けれども斯くの如き蓄積は、必ず成功するものとは限らない。前の例について言へば、絹織業者は4ケ月後に必らず代價を支拂ひませうと約束した。其時までに、自分の商品が賣れることを當てにしてゐるからである。然し其當てがハヅレて、支拂が出來ないと假定しよう。絹紡業者の方は此支拂を當てにしてゐる。それを當てにして彼れは飾屋から腕環を買つたのだ。そして飾屋も亦、恐らく絹紡業者からの支拂を當てにして、他から物を買つたかも知れぬ。斯くて一人の支拂不能は、多人數の支拂不能を招致することになる。而して此傾向は、連續的竝びに斷續的なる支拂と其清算との制度が發達するに從つて、益々著しくなる。
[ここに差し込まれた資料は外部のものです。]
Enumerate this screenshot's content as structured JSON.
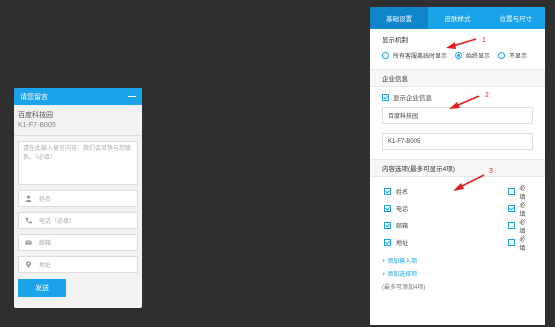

そこで假りに一般的過剩生産の結果として、一人ではなく多數の生産者が其商品を販賣し得なくなつたとして見る。彼等の支拂不能は又、既に商品を販賣した他の多數生産者の支拂不能を伴ふことになる。斯くて信用證券は全く其價値を失ひ、誰れも彼れも一樣に現金即ち一般的等價を要求するやうになる。茲に於いて、一般的の貨幣逼迫即ち金融恐慌が出現する。之れは社會の信用制度が或程度まで發達すると、生産上又は商業上の恐慌に必然免れ難き隨伴現象となる。そして此金融恐慌こそ、商品生産制度の下に於いては、貨幣は商品についての單なる信用證券に依つて代用せられ得るものではないと云ふ事實を最も明瞭に示すものである。

5.世界貨幣

貨幣には二種の流通領域がある。一つの國内市場、他は世界市場である。貨幣が鑄貨及び紙幣の形を採るのは、國内市場にのみ見られる所であつて、國際取引に於いてはさうでない。世界市場の舞臺に出ると、貨幣は本來の姿に返つて、貴金屬地金即ち金銀と云ふ形態を採る。國内市場では、單一の貨幣商品のみが現實的に價値尺度として作用し得るが、世界市場に於いては、今日に至る迄金銀の雙方が價値尺度として役立つてゐたのである。

然しマルクスが『資本論』を書いてから後、世界市場に於いても、金が唯一の貨幣商品たらんとする紛れなき傾向が生じて來たと言ひ得る。

世界貨幣の主要機能は、貨幣が支拂要具として國際的貿易差額(輸出入過不足)の清算に使用されるといふ事にある。